White Balance : Auto1
White Balance Fine Tune : 0 0
Color Temperature Auto : 3250
White Balance : Auto1
White Balance Fine Tune : 0 0
Color Temperature Auto : 3250
Color Balance Version : 0803
Blue Balance : 2.15625
Red Balance : 1.351563
My last post/impression was that it used standard information in the exif to scale to D65. This no longer seems to be possible in my eyes, and it also half-way explains to me why when you toggle between camera reference and as shot to reference you get the same results (even though the sliders/values change). The curious part is that with the calibration off, they both are quite warm in the case of this image at 3250 - even though if it was using the provided scale multipliers and nothing else, it should appear neutral like it does with the legacy “as shot” method. So at this point, I’m really not sure what is going on with the two modern options after all.

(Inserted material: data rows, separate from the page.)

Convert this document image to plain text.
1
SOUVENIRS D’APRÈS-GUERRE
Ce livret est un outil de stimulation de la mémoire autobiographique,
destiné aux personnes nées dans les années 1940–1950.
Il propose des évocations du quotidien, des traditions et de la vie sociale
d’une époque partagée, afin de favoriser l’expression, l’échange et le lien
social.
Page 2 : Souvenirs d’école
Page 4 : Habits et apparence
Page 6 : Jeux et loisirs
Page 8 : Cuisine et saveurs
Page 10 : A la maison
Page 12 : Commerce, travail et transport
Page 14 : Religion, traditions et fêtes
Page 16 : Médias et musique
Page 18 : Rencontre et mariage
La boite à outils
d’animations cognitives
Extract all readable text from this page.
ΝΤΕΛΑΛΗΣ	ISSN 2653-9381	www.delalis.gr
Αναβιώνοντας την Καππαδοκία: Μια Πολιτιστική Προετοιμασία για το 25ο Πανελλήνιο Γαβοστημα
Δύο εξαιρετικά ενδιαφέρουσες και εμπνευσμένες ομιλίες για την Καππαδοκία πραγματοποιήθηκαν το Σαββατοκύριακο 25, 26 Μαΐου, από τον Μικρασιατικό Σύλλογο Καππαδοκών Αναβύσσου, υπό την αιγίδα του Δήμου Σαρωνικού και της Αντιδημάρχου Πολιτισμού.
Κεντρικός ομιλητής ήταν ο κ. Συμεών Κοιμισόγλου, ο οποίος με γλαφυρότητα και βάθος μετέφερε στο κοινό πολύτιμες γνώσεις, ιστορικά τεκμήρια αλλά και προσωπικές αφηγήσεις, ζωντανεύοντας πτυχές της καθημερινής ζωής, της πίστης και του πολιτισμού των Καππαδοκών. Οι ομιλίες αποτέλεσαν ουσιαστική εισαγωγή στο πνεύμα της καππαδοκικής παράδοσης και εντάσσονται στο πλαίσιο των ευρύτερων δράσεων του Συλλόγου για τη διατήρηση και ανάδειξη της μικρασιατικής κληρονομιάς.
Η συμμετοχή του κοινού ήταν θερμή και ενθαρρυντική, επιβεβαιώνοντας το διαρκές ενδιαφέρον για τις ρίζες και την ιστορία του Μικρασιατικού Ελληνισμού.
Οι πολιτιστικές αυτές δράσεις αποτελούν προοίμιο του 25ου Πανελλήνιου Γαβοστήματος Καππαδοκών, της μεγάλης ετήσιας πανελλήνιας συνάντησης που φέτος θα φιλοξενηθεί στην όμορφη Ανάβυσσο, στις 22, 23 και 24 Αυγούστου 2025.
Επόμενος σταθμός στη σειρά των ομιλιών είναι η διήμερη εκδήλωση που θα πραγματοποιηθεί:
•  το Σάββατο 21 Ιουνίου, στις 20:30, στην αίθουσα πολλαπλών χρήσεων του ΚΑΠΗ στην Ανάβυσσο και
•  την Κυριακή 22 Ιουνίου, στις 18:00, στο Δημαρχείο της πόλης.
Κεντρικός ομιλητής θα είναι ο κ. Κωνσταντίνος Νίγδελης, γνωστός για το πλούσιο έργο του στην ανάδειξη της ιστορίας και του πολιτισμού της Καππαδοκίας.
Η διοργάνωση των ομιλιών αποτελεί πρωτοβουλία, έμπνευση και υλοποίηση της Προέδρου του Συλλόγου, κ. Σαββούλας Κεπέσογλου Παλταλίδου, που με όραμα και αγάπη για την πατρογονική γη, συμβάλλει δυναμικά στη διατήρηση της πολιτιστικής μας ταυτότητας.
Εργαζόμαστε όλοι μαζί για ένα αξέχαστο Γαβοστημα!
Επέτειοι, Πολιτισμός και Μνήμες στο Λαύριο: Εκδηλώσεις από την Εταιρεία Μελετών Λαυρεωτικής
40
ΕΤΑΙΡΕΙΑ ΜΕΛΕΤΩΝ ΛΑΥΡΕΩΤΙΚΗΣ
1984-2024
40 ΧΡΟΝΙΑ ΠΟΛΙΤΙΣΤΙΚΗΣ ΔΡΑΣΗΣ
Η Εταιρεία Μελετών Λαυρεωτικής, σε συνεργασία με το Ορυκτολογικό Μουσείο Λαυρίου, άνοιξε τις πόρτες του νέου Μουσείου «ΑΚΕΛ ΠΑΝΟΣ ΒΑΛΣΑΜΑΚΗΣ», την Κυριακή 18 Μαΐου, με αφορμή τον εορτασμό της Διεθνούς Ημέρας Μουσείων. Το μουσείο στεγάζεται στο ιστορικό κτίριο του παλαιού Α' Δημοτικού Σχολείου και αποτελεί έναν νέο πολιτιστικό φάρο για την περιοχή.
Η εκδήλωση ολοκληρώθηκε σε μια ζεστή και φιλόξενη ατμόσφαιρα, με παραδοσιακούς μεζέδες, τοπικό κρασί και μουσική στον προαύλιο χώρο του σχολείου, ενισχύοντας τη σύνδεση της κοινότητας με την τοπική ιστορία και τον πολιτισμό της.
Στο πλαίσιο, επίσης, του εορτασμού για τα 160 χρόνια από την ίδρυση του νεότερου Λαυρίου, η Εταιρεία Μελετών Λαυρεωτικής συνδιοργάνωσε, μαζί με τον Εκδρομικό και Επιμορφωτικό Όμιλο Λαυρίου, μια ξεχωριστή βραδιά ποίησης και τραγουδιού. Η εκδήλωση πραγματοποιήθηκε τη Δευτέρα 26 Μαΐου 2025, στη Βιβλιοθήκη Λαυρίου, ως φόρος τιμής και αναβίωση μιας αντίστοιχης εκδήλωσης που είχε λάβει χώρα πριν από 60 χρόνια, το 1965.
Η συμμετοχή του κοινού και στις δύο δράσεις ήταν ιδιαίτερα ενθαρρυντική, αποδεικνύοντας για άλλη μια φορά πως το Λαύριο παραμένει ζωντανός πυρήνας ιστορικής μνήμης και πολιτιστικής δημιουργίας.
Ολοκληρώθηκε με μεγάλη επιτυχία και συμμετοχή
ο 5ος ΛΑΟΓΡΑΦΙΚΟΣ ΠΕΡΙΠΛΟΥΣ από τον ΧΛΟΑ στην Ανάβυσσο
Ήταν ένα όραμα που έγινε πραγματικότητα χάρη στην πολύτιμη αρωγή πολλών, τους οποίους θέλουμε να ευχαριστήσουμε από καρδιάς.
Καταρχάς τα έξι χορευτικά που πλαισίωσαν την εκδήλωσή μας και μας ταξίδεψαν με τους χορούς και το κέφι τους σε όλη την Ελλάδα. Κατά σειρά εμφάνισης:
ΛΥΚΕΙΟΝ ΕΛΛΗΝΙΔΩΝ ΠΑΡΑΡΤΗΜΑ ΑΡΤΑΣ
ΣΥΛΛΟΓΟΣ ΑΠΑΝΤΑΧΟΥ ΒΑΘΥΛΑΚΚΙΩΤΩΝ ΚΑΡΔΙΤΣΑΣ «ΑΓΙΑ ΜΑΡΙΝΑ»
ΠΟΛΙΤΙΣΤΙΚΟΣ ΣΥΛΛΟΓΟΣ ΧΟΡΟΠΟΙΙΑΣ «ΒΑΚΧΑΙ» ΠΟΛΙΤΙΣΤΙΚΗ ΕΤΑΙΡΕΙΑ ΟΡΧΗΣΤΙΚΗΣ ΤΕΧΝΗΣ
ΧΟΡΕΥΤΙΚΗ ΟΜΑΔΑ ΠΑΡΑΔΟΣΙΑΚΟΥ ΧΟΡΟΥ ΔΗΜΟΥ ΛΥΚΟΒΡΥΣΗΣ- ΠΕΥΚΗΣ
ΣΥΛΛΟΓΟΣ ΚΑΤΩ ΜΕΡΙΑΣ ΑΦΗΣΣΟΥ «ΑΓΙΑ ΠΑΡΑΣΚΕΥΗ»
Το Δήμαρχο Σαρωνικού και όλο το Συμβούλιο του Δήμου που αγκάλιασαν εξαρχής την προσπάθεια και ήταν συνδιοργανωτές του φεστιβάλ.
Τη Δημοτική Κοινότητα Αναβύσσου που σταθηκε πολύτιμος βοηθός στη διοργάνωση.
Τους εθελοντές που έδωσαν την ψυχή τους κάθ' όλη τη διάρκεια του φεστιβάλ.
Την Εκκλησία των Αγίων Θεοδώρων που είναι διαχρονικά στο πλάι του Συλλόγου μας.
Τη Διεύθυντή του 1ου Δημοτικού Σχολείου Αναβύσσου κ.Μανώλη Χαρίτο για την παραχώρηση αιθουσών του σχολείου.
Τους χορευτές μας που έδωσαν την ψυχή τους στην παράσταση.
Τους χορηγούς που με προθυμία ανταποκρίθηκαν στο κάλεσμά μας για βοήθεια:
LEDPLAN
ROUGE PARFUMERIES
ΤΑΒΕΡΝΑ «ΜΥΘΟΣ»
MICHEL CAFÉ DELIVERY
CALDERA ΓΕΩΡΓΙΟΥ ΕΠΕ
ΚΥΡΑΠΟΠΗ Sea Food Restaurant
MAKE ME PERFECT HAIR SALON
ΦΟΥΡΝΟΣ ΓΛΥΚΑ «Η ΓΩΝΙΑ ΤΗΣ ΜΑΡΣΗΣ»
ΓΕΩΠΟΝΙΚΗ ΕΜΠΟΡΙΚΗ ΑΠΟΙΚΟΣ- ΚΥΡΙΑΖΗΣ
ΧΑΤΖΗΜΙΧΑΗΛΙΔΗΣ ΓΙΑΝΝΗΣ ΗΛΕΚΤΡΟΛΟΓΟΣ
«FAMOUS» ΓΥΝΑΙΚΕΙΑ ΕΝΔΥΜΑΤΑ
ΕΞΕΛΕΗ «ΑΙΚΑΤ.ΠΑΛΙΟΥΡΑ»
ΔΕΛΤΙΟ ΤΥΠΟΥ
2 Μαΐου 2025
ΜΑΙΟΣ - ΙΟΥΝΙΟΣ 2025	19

To add to the confusion, the software has this profile, which is awesome that someone is doing this work, but I’m not all too sure what the software is really doing with this information. The matrix is useful, but without knowing its calibration illuminant (D65? Something else?), it’s unclear how darktable applies it to images shot under different lighting.

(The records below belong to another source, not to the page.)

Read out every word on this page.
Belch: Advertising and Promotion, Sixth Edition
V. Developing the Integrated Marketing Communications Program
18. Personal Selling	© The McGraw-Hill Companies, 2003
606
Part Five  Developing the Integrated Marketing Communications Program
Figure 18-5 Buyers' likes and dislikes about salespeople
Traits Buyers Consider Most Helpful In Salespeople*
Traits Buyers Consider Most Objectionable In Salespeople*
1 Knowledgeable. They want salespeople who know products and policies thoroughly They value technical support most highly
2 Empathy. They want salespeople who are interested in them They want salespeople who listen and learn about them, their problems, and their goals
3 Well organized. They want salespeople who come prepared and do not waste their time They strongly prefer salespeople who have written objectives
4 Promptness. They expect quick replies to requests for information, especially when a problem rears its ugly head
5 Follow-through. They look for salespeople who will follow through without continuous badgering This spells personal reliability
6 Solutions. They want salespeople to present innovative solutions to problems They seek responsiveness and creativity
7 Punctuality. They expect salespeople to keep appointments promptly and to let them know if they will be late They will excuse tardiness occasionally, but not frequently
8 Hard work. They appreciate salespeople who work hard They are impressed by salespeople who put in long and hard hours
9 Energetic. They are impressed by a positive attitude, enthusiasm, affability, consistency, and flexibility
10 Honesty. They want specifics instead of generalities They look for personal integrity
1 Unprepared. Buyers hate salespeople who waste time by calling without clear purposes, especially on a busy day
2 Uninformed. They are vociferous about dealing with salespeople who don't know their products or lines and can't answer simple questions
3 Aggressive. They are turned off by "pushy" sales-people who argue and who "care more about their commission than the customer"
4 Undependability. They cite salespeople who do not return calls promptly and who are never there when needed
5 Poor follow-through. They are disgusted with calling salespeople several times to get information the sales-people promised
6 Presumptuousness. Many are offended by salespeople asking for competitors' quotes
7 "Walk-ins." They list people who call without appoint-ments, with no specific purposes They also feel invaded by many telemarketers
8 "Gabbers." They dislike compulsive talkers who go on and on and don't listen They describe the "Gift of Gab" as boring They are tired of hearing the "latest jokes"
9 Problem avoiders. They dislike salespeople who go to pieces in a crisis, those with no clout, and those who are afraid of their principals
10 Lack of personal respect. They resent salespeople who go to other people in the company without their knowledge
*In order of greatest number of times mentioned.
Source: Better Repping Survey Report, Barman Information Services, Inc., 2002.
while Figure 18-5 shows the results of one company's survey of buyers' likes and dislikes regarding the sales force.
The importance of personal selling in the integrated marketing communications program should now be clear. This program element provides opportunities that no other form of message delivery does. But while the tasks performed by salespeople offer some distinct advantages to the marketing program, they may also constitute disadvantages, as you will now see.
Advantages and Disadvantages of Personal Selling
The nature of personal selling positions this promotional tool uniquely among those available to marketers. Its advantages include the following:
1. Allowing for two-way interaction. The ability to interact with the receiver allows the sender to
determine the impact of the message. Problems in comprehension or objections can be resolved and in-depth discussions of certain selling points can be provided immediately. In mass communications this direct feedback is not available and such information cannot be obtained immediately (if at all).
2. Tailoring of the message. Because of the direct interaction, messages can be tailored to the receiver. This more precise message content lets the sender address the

<Camera make="NIKON CORPORATION" model="NIKON Z f" mode="14bit-compressed">
<ID make="Nikon" model="Z f">Nikon Z f</ID>
<CFA width="2" height="2">
<Color x="0" y="0">RED</Color>
<Color x="1" y="0">GREEN</Color>
<Color x="0" y="1">GREEN</Color>
<Color x="1" y="1">BLUE</Color>
</CFA>
<Crop x="0" y="0" width="0" height="0"/>
<Sensor black="1008" white="15892"/>
<ColorMatrices>
<ColorMatrix planes="3">
<ColorMatrixRow plane="0">11607 -4491 -977</ColorMatrixRow>
<ColorMatrixRow plane="1">-4522 12460 2304</ColorMatrixRow>
<ColorMatrixRow plane="2">-458 1519 7616</ColorMatrixRow>
</ColorMatrix>
</ColorMatrices>
</Camera>
At the end of the day what I’m saying is that the matrix system isn’t EVIL, but it feels a bit like working on display information when we could in theory be working on scene-referred data. Once we step past demosaicing the image we’re trying to force a conversion that is just not as simple/linear as the math would like it to be. I know its not exactly the same as trying to fix a bad compressed jpeg, but as far as I can see this essentially is still what we are doing - but with a lot more wiggle-room.
The fundamental question is: why discard the camera’s accurate scene analysis (3250K with specific multipliers) to force everything through a theoretical D65 reference, then try to fix the resulting color cast with CAT?
Also… as far as I understand D65 is/was a standard that has its roots going back to the earliest days of color displays (we’re talkin’ tubes). This day and age with modern digital displays and capture devices it seems like a weird place to standardize. Daylight is generally close to 5500K (along with flash), tungsten is 3200K, and with modern home/commercial lighting typically sits somewhere in between the two… Why not push to 4000K or something if we must take that approach? Having an illuminant at or near 6500K is actually pretty uncommon in the real world.